Her greatest fear is that some people will retaliate against the Somali community - one of the fastest growing immigrant groups in Seattle.

"I know I'm gonna be getting a lot of phone calls again - and some people getting harassed, or getting hurt," Farah says.

Just last month police arrested Jennifer Jennings. Investigators say she attacked two Muslim women from Somalia at a Tukwila gas station.

According to court documents, Jennings called the women "terrorists" and "suicide bombers." She has pleaded not guilty to the charges.

Farah says some Somali Muslims were harassed after 9/11 and in September of last year, when a Somali-American suicide bomber from Seattle was accused of killing 21 peacekeepers in Mogadishu, Somalia.

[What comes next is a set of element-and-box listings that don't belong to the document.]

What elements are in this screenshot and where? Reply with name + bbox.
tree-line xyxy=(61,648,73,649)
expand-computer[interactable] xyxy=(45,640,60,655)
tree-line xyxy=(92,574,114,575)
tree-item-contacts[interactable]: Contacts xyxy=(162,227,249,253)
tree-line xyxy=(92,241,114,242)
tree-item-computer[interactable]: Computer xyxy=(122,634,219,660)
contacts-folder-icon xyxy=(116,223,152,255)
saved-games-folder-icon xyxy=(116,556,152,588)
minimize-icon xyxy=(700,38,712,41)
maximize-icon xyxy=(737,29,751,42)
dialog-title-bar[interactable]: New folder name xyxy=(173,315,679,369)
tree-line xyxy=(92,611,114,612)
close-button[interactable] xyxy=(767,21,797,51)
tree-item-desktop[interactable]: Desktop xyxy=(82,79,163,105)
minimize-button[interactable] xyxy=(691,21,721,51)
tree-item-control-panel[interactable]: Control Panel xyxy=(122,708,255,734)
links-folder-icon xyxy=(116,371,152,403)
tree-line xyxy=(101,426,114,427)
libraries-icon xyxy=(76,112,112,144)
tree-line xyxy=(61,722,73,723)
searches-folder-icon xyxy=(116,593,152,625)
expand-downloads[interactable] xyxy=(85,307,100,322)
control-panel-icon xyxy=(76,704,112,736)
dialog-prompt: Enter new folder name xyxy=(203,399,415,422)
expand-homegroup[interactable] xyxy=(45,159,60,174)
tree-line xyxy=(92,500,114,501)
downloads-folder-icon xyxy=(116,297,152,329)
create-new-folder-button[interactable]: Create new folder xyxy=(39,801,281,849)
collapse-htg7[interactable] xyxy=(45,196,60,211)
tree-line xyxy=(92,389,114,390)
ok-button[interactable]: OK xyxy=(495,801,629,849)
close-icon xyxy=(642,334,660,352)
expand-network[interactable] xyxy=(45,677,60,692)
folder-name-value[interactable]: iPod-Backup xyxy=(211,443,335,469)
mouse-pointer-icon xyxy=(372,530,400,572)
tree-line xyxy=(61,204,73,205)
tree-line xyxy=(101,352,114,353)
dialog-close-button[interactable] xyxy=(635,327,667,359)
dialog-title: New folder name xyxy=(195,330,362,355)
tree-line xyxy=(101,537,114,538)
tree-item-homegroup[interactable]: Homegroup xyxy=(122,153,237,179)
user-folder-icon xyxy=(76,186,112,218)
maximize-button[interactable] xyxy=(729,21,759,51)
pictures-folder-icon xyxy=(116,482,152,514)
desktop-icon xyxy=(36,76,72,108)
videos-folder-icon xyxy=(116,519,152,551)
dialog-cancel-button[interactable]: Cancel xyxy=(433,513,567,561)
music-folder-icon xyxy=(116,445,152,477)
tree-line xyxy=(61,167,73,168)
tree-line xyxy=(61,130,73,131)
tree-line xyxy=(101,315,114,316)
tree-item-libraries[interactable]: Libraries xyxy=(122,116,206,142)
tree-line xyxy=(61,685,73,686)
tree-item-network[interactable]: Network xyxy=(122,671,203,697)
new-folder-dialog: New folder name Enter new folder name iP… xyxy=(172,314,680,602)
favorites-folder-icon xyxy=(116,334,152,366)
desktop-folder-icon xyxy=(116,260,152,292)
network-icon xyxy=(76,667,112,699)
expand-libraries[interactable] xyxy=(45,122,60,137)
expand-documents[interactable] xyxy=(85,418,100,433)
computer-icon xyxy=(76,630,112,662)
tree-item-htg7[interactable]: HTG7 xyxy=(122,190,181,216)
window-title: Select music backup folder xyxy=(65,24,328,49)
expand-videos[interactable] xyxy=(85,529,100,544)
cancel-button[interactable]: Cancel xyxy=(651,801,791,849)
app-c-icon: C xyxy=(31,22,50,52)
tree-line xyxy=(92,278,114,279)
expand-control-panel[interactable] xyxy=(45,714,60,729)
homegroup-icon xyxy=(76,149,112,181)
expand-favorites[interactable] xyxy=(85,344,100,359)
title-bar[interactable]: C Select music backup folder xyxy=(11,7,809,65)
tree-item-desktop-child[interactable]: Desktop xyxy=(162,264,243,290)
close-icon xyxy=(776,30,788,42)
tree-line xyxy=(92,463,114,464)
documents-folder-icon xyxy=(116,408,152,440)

Arslan Bukhari of the Council on American-Islamic Relations works to improve relations between non-Muslim Americans and Muslims. He also worries this latest suspected terror plot could ignite violence.

"We don't want a backlash by persons who are driven to believe that somehow the Somali-American community, or the Muslim-American community, had something to do with this," says Bukhari.

Seattle's Somali community plans to host a group meeting early next week to discuss their concerns about a backlash.

They also plan on working with the Seattle Police Departmrny to find ways to protect themselves from harassment and violence.